Filtering by date range in SQL query

Question

I am unable to get the following code to work:

    // dd/mm/yyyy for dates in SQL queries
    $todayforw = date('d/m/Y');
    $aweekago  = date('d/m/Y', time() - 604800);

    $week_e_check = mysql_query("SELECT * FROM earningslog WHERE user_id = '".$info['id']."' WHERE day >='".$aweekago."' AND day <'".$todayforw."'");

    while ($week_e_info = mysql_fetch_array($week_e_check)) {
        $week_e = $week_e + $week_e_info['user_earnings_amnt'];
    }

The query returns zero rows, however, it should be returning data that matches the criteria.

Answer 1

Try change the format of your strings from from d/m/Y to Y-m-d.

MySQL might be expecting it year first. In which case it could be doing the wrong thing with d/m/Y.

Also don't use the WHERE clause twice. Instead, combine conditions using AND, eg:

WHERE      user_id = '".$info['id']."'
       AND day >='".$aweekago."'
       AND day <'".$todayforw."'

By the way, you can also try saying WHERE day BETWEEN ".$aweekago." AND ".$todayforw.", which might be easier syntax to read (as long as you change $todayforw to be the day before).

Answer 2

Your issue appears to be with your query syntax. You are stating WHERE twice, whereas you should only state it once and then use the AND or OR operators for further criteria. I would also suggest that you either move your statement into a variable or use die() to assist with debugging.

 $week_e_check = mysql_query("SELECT * FROM earningslog WHERE user_id = '".$info['id']."' AND day >='".$aweekago."' AND day <'".$todayforw."'") or die(mysql_error()); 

In addition, you should not be using the mysql extension as use of this extension is discouraged. Instead, use the MySQLi or PDO_MySQL extension.
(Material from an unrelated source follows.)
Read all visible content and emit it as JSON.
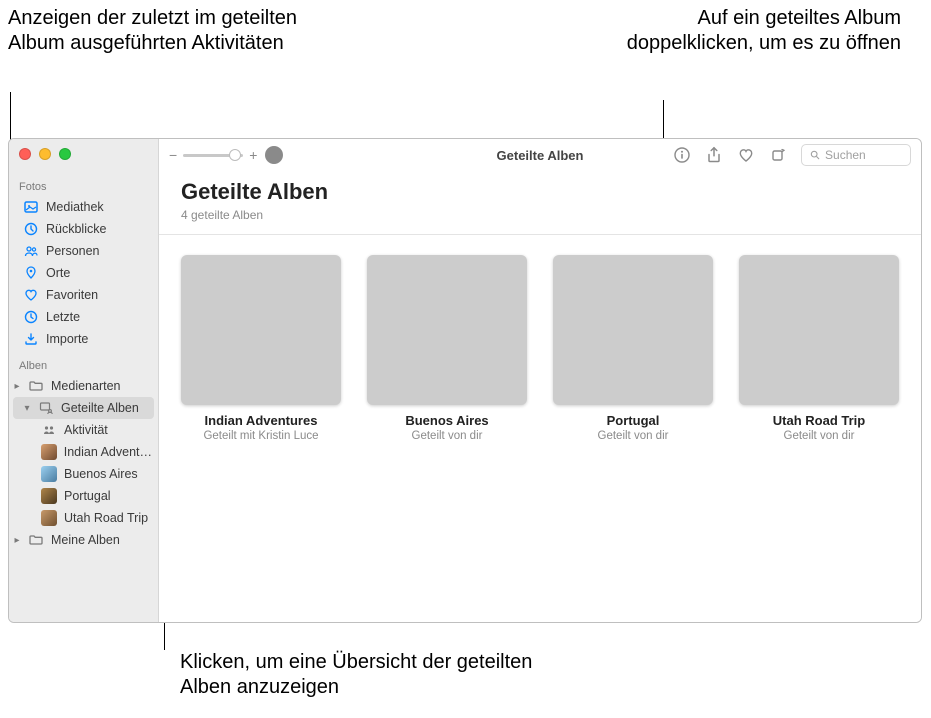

Using one of these alternative extensions will help serve as the first step in preventing SQL injection. I would also suggest that you avoid using * and specify the column names to be returned instead.

Using PDO:

<?php

/* Execute a prepared statement by passing an array of values */
$sth = $dbh->prepare('SELECT * FROM earningslog WHERE user_id = ? AND day >= ? AND day < ?');
$sth->execute(array($info['id'], $aweekago, $todayforw));
$results = $sth->fetchAll();

?>

Answer 3

Take a closer look at your query:

  SELECT * FROM earningslog WHERE user_id = '".$info['id']."' WHERE day >='".$aweekago."' AND day <'".$todayforw."'"

Your Where clause appears twice.

Two things to think about - when you are selecting data, try and stay away from select * - you may get unexpected results of the table is ever modified.

Second, try and create the query as a parameterized query, instead of injecting the parameters directly into the where clause. By directly injecting your criteria the way you have, you are opening yourself up to a SQL injection attack.

By turning it into a parameterized query, you get the side benefit of being able to debug the queries directly against the database, reducing the amount of effort needed to copy it from a query tool into your code.

Answer 4

Check your date format:

Should be:

YYYY-mm-dd HH:mm:ss

E.G. 2012-01-01 00:00:00 (January 1, 2012 at midnight local time)

Other date formats MAY work, but the best way to go about it is to use the same format that MySQL uses when they display the date, that's the only way I know that works every time.

http://dev.mysql.com/doc/refman/5.5/en/date-and-time-functions.html

Also your syntax is incorrect, you have two wheres, you should use AND.